13. Сартр: тюрьма без стен

      Пожалуй из всех экзистенциалистов наибольшее внимание понятию «экзистенциальной свободы» уделял именно Сартр. Его теория по сути дела отражает тот процесс разрыва, который привел к появлению нигилистического мира. Сартр говорит о ничтожащем (neantisante) действии человеческого существа, в котором выражается его свобода и каковое составляет сущность и последний смысл всякого движения, устремлённого к концу и, в конечном счёте, всего его существования во времени. Умозрительно эта идея «обосновывается» следующим образом: «для того чтобы действовать, необходимо отказаться от поединка с бытиём и перейти в решительную атаку на небытиё», а, следовательно, любой конец соответствует ещё несуществующей ситуации, то есть в данном контексте — «ничто», пустому пространству того, что только возможно. Таким образом, деятельная свобода вводит в мир «ничто»: «человеческое существо поначалу покоится в груди бытия, затем отрывается от него посредством recul neantisant », и это происходит не только тогда, когда он, сомневаясь, вопрошая, ища, разрушая, ставит под сомнение бытиё, но также в результате любого желания, душевного движения или страстного порыва безо всякого исключения. Таким образом, свобода предстаёт как «ничтожащий разрыв с миром и с самим собой», как чистое отрицание данности: не быть тем, что есть, но быть тем, чего нет. Этот процесс разрыва и трансценденции, который оставляет за собой «ничто» и снова ведёт к «ничто», повторяясь, сменяется развёртыванием существования во времени («темпорализацией»). Сартр говорит дословно следующее: «Свобода, выбор, ничтожествование, темпорализация — всё это одно и то же».

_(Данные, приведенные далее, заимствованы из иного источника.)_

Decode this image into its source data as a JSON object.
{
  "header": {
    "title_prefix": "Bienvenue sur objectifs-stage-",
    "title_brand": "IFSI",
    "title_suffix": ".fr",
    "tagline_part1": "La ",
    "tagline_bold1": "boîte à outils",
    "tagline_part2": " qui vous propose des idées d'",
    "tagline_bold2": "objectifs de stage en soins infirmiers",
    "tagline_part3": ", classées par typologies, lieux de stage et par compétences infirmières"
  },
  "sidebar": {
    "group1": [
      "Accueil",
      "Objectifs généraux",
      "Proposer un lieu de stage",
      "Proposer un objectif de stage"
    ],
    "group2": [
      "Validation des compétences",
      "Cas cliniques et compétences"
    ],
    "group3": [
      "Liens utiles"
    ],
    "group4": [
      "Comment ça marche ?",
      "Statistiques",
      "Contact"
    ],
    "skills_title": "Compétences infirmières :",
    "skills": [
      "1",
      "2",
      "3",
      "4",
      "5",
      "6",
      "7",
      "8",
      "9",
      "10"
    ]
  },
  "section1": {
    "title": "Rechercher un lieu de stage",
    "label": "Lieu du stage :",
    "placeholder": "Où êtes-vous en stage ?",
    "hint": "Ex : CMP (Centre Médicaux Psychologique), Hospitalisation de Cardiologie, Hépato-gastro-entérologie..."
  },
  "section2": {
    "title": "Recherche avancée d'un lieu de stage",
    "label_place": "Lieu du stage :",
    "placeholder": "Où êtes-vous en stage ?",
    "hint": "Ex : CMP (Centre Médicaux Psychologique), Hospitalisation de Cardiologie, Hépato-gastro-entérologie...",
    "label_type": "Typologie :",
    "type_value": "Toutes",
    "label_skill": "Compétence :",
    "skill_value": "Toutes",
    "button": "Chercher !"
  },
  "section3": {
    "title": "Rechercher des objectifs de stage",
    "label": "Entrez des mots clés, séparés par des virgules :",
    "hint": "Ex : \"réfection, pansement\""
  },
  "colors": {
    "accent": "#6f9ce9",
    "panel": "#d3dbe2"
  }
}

      Такой подход разделяют и другие экзистенциалисты, особенно Хайдеггер, который видит в «трансценденции» сущность, эссенцию, фундаментальную структуру субъекта, «самость» или ipseita, либо, как предпочитают говорить другие — «сущность, каковую мы всегда являем собой». Но именно у Сартра наиболее наглядно выражена связь между подобными взглядами и их «экзистенциальной» подосновой, созданной специфическим опытом современного человека, который сжёг все опоры и узы и в результате снова оказался перед самим собой.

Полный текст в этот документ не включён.